The Royal British Legion Standard was designed by our first General Secretary Col EC Heath in 1922 and made its first appearance in June of that year at the Crystal Palace Sports Day.  It was first paraded as the National Standard at the Annual Conference Cenotaph Service in 1924.  By the end of 1928 one in every three branches had their own Standards.

The Totton and Eling Royal British Legion has had two standards during its 77 years, one of which is "Laid up" in the Church of St Mary's, Eling and this the other.  The first standard was laid up when the British Legion was granted the Royal Charter in 1971 to become the Royal British Legion and the standard had to be replaced although I believe this was not done until 1977.  

The fact that Standards are dedicated before being taken into use, and after service are laid up in sacred or public buildings helps to maintain the atmosphere of veneration with which they are regarded.  The Standard should be a rallying point of the Branch and as a constant symbolic reminder of the Legion's motto "Service not Self"

So, to the meaning of the various parts of the standard.

The Spirehead should remind us of the pillar of flames, or the finger pointing to Heaven, which is generally depicted in our churches by their spires.

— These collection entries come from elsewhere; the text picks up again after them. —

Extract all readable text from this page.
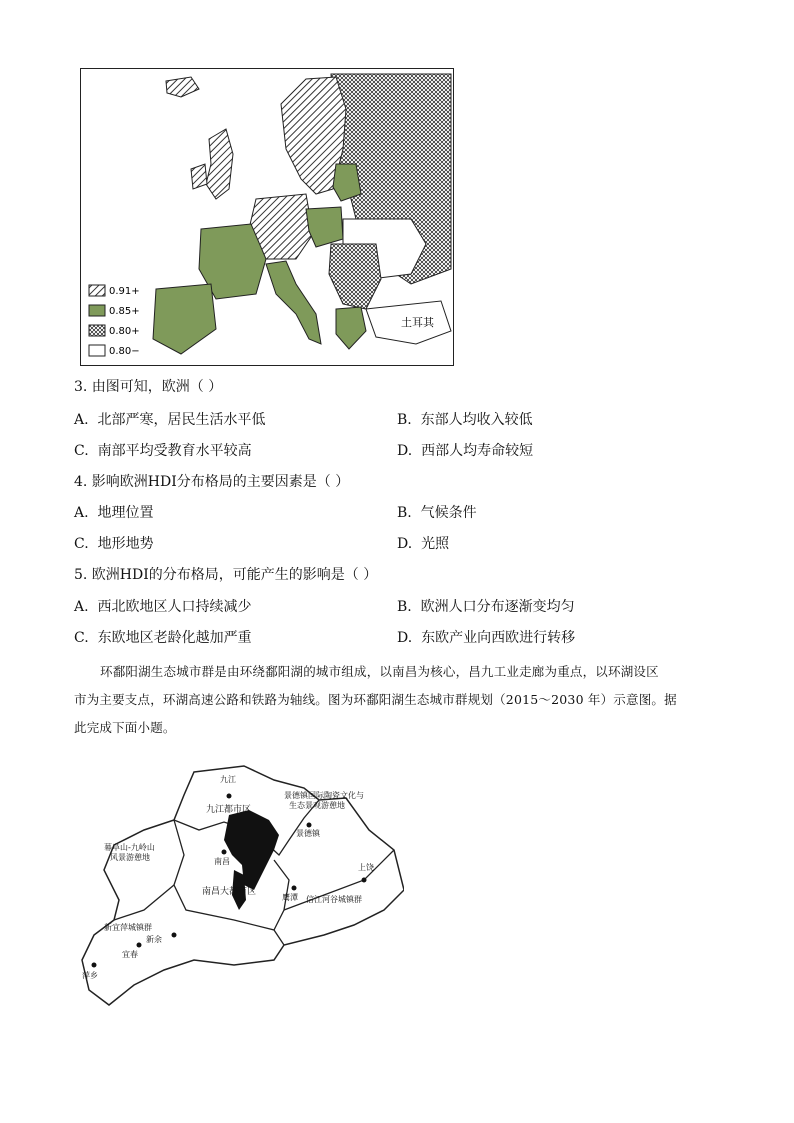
土耳其
0.91+
0.85+
0.80+
0.80−
3. 由图可知，欧洲（ ）
A. 北部严寒，居民生活水平低	B. 东部人均收入较低
C. 南部平均受教育水平较高	D. 西部人均寿命较短
4. 影响欧洲HDI分布格局的主要因素是（ ）
A. 地理位置	B. 气候条件
C. 地形地势	D. 光照
5. 欧洲HDI的分布格局，可能产生的影响是（ ）
A. 西北欧地区人口持续减少	B. 欧洲人口分布逐渐变均匀
C. 东欧地区老龄化越加严重	D. 东欧产业向西欧进行转移

环鄱阳湖生态城市群是由环绕鄱阳湖的城市组成，以南昌为核心，昌九工业走廊为重点，以环湖设区

市为主要支点，环湖高速公路和铁路为轴线。图为环鄱阳湖生态城市群规划（2015～2030 年）示意图。据
此完成下面小题。
九江
九江都市区
景德镇国际陶瓷文化与
生态景观游憩地
景德镇
幕阜山-九岭山
风景游憩地	南昌
南昌大都市区
上饶
鹰潭 信江河谷城镇群
新宜萍城镇群
新余
宜春
萍乡
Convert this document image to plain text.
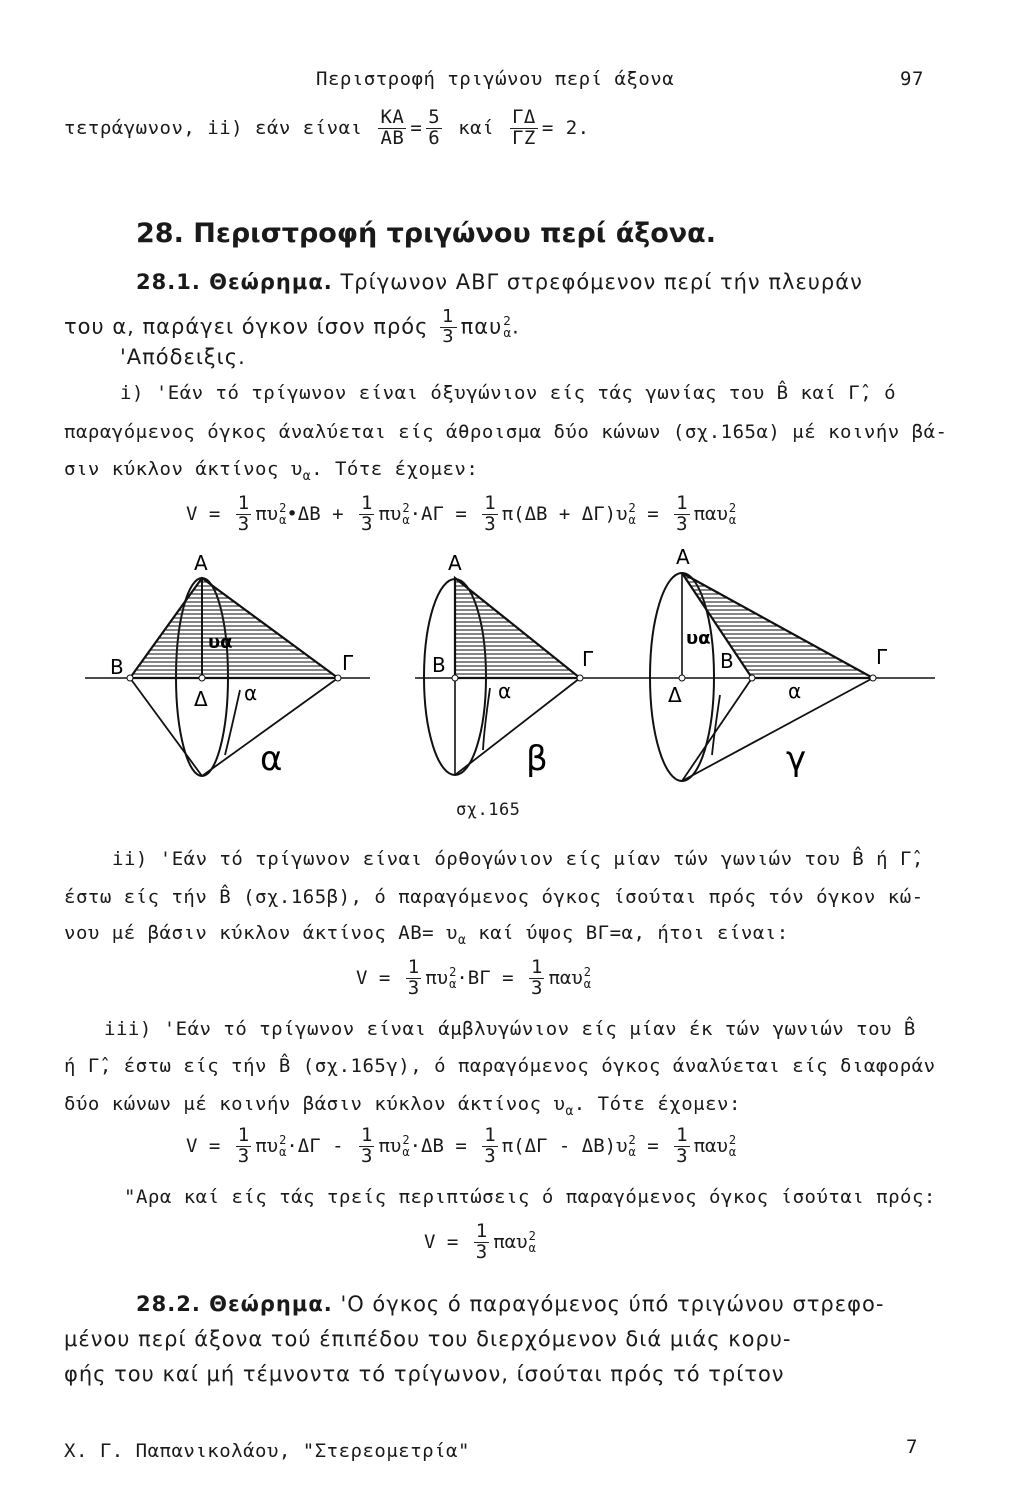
Περιστροφή τριγώνου περί άξονα	97
τετράγωνον, ii) εάν είναι $\frac{KA}{AB} = \frac{5}{6}$ καί $\frac{\Gamma\Delta}{\Gamma Z} = 2$.
28. Περιστροφή τριγώνου περί άξονα.
28.1. Θεώρημα. Τρίγωνον ΑΒΓ στρεφόμενον περί τήν πλευράν
του α, παράγει όγκον ίσον πρός $\frac{1}{3}$ παυ 2
α .
'Απόδειξις.
i) 'Εάν τό τρίγωνον είναι όξυγώνιον είς τάς γωνίας του B̂ καί Γ̂, ό
παραγόμενος όγκος άναλύεται είς άθροισμα δύο κώνων (σχ.165α) μέ κοινήν βά-
σιν κύκλον άκτίνος $\upsilon_\alpha$. Τότε έχομεν:
$V = \frac{1}{3}$ πυ 2
α •ΔΒ + $\frac{1}{3}$ πυ 2
$\alpha \cdot A\Gamma = \frac{1}{3} \pi(\Delta B + \Delta\Gamma)\upsilon$ 2
$\alpha = \frac{1}{3}$ παυ 2
α
A
B	Γ
Δ α
υα
α
A
B	Γ
α
β
A
B	Γ
Δ	α
υα
γ
σχ.165
ii) 'Εάν τό τρίγωνον είναι όρθογώνιον είς μίαν τών γωνιών του B̂ ή Γ̂,
έστω είς τήν B̂ (σχ.165β), ό παραγόμενος όγκος ίσούται πρός τόν όγκον κώ-
νου μέ βάσιν κύκλον άκτίνος $AB= \upsilon_\alpha$ καί ύψος ΒΓ=α, ήτοι είναι:
$V = \frac{1}{3}$ πυ 2
$\alpha \cdot B\Gamma = \frac{1}{3}$ παυ 2
α
iii) 'Εάν τό τρίγωνον είναι άμβλυγώνιον είς μίαν έκ τών γωνιών του B̂
ή Γ̂, έστω είς τήν B̂ (σχ.165γ), ό παραγόμενος όγκος άναλύεται είς διαφοράν
δύο κώνων μέ κοινήν βάσιν κύκλον άκτίνος $\upsilon_\alpha$. Τότε έχομεν:
$V = \frac{1}{3}$ πυ 2
$\alpha \cdot\Delta\Gamma - \frac{1}{3}$ πυ 2
$\alpha \cdot\Delta B = \frac{1}{3} \pi(\Delta\Gamma - \Delta B)\upsilon$ 2
$\alpha = \frac{1}{3}$ παυ 2
α
"Αρα καί είς τάς τρείς περιπτώσεις ό παραγόμενος όγκος ίσούται πρός:
$V = \frac{1}{3}$ παυ 2
α
28.2. Θεώρημα. 'Ο όγκος ό παραγόμενος ύπό τριγώνου στρεφο-
μένου περί άξονα τού έπιπέδου του διερχόμενον διά μιάς κορυ-
φής του καί μή τέμνοντα τό τρίγωνον, ίσούται πρός τό τρίτον
Χ. Γ. Παπανικολάου, "Στερεομετρία"	7
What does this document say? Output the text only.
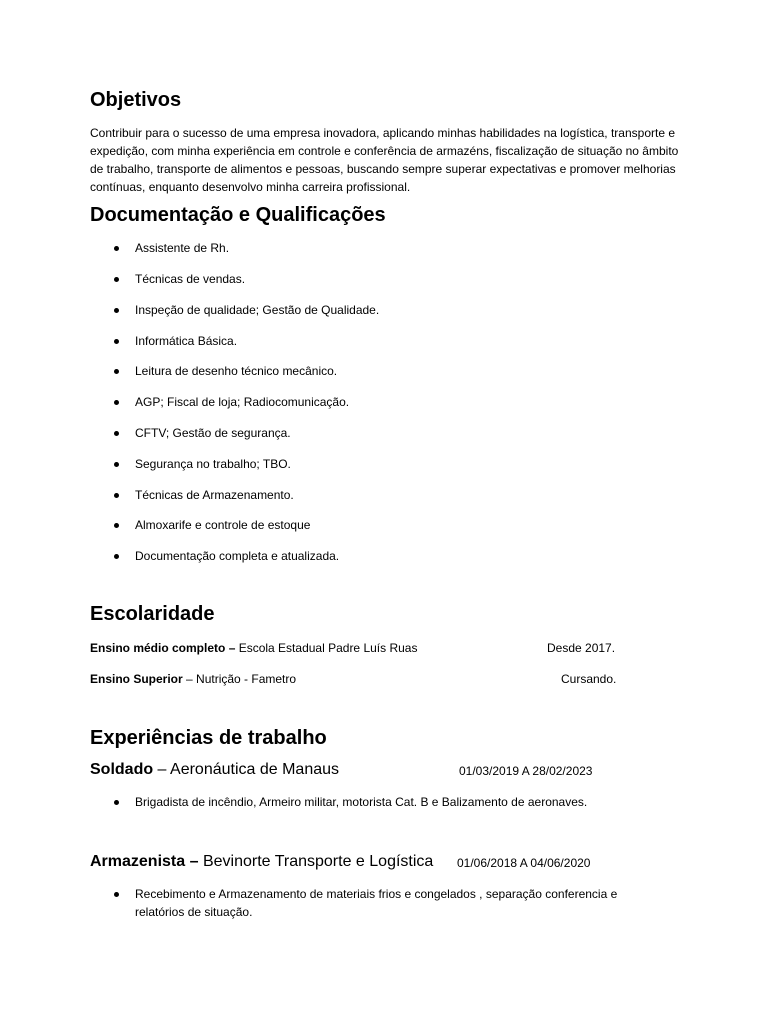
Objetivos
Contribuir para o sucesso de uma empresa inovadora, aplicando minhas habilidades na logística, transporte e expedição, com minha experiência em controle e conferência de armazéns, fiscalização de situação no âmbito de trabalho, transporte de alimentos e pessoas, buscando sempre superar expectativas e promover melhorias contínuas, enquanto desenvolvo minha carreira profissional.
Documentação e Qualificações
Assistente de Rh.
Técnicas de vendas.
Inspeção de qualidade; Gestão de Qualidade.
Informática Básica.
Leitura de desenho técnico mecânico.
AGP; Fiscal de loja; Radiocomunicação.
CFTV; Gestão de segurança.
Segurança no trabalho; TBO.
Técnicas de Armazenamento.
Almoxarife e controle de estoque
Documentação completa e atualizada.
Escolaridade
Ensino médio completo – Escola Estadual Padre Luís Ruas	Desde 2017.
Ensino Superior – Nutrição - Fametro	Cursando.
Experiências de trabalho
Soldado – Aeronáutica de Manaus	01/03/2019 A 28/02/2023
Brigadista de incêndio, Armeiro militar, motorista Cat. B e Balizamento de aeronaves.
Armazenista – Bevinorte Transporte e Logística 01/06/2018 A 04/06/2020
Recebimento e Armazenamento de materiais frios e congelados , separação conferencia e relatórios de situação.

The Union Flag in the Dexter (Upper left quadrant) bears the crosses of St. George, St. Andrew and St. Patrick.

ST. GEORGE is the Patron Saint of Fighting Men.ST. ANDREW was a Disciple of Christ.ST. PATRICK was the first Christian Missionary to this Country.

He also, allegedly, banished all snakes from Ireland - pity he couldn't do that here as well.

Beneath these Crosses all the great epics of Chivalry in our history have been achieved. They also symbolise our unity and loyalty to our one Nation. Added to these Crosses are the Blue and Old Gold of The Royal British Legion.

The BLUE is to remind us of the gallant souls who have passed on beneath the deep water and in the air.The GOLD represents those shining warriors who, sanctified by service, have passed unsullied to the Throne of Grace.

The Tassels remind us of the beginning and ending of life, and the Cord, the golden line along which all good Legionnaires should pass during their brief sojourn on earth. The Golden fringe or frame binds us all together in one great Brotherhood.Thus on the Standard there is representation of our Service to God, our Queen and our Country.

To carry the standard for the Branch is a great honour.